Enabling a unit configures systemd to start it during boot by creating a symlink under the appropriate target wants directory.

Created symlink /etc/systemd/system/multi-user.target.wants/nginx.service → /lib/systemd/system/nginx.service

Common breakpoints

Port 80 still in use after “fix”

Re-run ss -ltnp and confirm the listener actually stopped. If the conflicting service is socket-activated, it may come back unless you stop/disable the socket unit.

Service shows “active” but the site is not reachable

Confirm it is listening where you expect (port/interface). If it is bound to 127.0.0.1 only, remote clients will fail even though the service is running.

Restart loops or repeated failures

The journal will contain the most recent failure cause. Read the latest unit logs again with journalctl and focus on the first error line nginx reports.

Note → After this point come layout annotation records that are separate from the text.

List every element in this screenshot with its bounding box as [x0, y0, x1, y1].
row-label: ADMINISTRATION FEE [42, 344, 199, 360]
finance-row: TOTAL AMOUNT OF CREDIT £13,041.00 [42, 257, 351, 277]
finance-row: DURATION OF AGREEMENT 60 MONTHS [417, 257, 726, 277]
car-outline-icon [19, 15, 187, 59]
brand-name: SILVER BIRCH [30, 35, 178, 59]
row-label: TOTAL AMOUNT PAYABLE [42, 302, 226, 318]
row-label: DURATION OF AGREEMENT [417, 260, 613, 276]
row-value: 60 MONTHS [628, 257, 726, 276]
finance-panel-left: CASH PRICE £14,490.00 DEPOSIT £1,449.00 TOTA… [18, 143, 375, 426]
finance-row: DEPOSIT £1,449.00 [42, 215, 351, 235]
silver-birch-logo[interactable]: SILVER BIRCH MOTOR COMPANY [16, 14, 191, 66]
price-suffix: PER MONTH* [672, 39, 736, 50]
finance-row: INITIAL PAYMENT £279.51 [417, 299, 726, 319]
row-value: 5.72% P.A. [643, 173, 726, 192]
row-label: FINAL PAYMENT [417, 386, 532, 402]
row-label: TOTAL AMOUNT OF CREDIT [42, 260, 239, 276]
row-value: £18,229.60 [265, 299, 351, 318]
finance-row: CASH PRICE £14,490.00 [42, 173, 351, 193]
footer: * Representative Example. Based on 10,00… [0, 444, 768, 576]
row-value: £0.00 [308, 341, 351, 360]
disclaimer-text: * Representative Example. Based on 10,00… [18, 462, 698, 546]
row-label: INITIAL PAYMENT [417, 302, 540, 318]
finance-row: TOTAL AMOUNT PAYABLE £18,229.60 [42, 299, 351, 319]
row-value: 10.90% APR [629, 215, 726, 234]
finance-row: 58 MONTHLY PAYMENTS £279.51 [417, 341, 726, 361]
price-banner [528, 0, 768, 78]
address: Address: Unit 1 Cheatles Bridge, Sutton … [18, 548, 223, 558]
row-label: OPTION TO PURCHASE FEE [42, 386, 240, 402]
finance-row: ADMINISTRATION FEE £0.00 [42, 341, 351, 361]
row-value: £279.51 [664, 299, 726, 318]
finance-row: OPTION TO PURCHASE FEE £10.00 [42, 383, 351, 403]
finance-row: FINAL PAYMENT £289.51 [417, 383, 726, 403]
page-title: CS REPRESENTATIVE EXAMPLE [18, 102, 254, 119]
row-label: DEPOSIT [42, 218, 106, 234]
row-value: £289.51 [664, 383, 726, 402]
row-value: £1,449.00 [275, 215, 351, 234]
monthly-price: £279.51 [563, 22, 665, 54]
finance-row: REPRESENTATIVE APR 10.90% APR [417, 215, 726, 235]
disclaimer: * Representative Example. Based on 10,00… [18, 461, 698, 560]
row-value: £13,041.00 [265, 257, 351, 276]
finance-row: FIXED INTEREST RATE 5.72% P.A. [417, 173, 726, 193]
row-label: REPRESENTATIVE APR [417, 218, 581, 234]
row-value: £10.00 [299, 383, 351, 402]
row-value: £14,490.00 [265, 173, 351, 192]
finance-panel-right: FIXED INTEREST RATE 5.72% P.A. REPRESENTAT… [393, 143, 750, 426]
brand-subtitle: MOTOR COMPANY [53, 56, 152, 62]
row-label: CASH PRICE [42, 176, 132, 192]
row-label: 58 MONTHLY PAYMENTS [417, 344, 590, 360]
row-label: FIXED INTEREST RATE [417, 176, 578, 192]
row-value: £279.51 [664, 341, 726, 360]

Enable succeeds but service still does not start after reboot

Confirm enablement state with systemctl status and check whether the unit is wanted by the expected target. Boot-time failures often show up in the journal for that boot.

Cleanup checklist

This lab only changes state if you stop a conflicting service or enable nginx. Ensure nginx is running, and decide whether the conflicting service should remain stopped in your environment.

Commands
systemctl status nginx
sudo ss -ltnp | grep ':80 '
Success signal

systemctl status nginx shows active (running) and ss confirms nginx is the process listening on port 80.

Reference

  • systemctl status <unit>: Shows current unit state and recent unit log lines.
  • journalctl -xeu <unit>: Shows recent journal entries for a specific unit with context.
    • -u <unit>: Filter output to a single systemd unit.
    • -e: Jump to the end of the journal.
    • -x: Show explanatory text when available.
  • ss -ltnp: Shows listening TCP sockets with process details.
    • -l: Show listening sockets.
    • -t: TCP sockets.
    • -n: Do not resolve names (show numeric ports/addresses).
    • -p: Show process using the socket (requires privileges for full detail).
  • systemctl stop <unit>: Stops a running service immediately.
  • systemctl restart <unit>: Stops and then starts the unit.
  • systemctl enable <unit>: Configures the unit to start automatically at boot.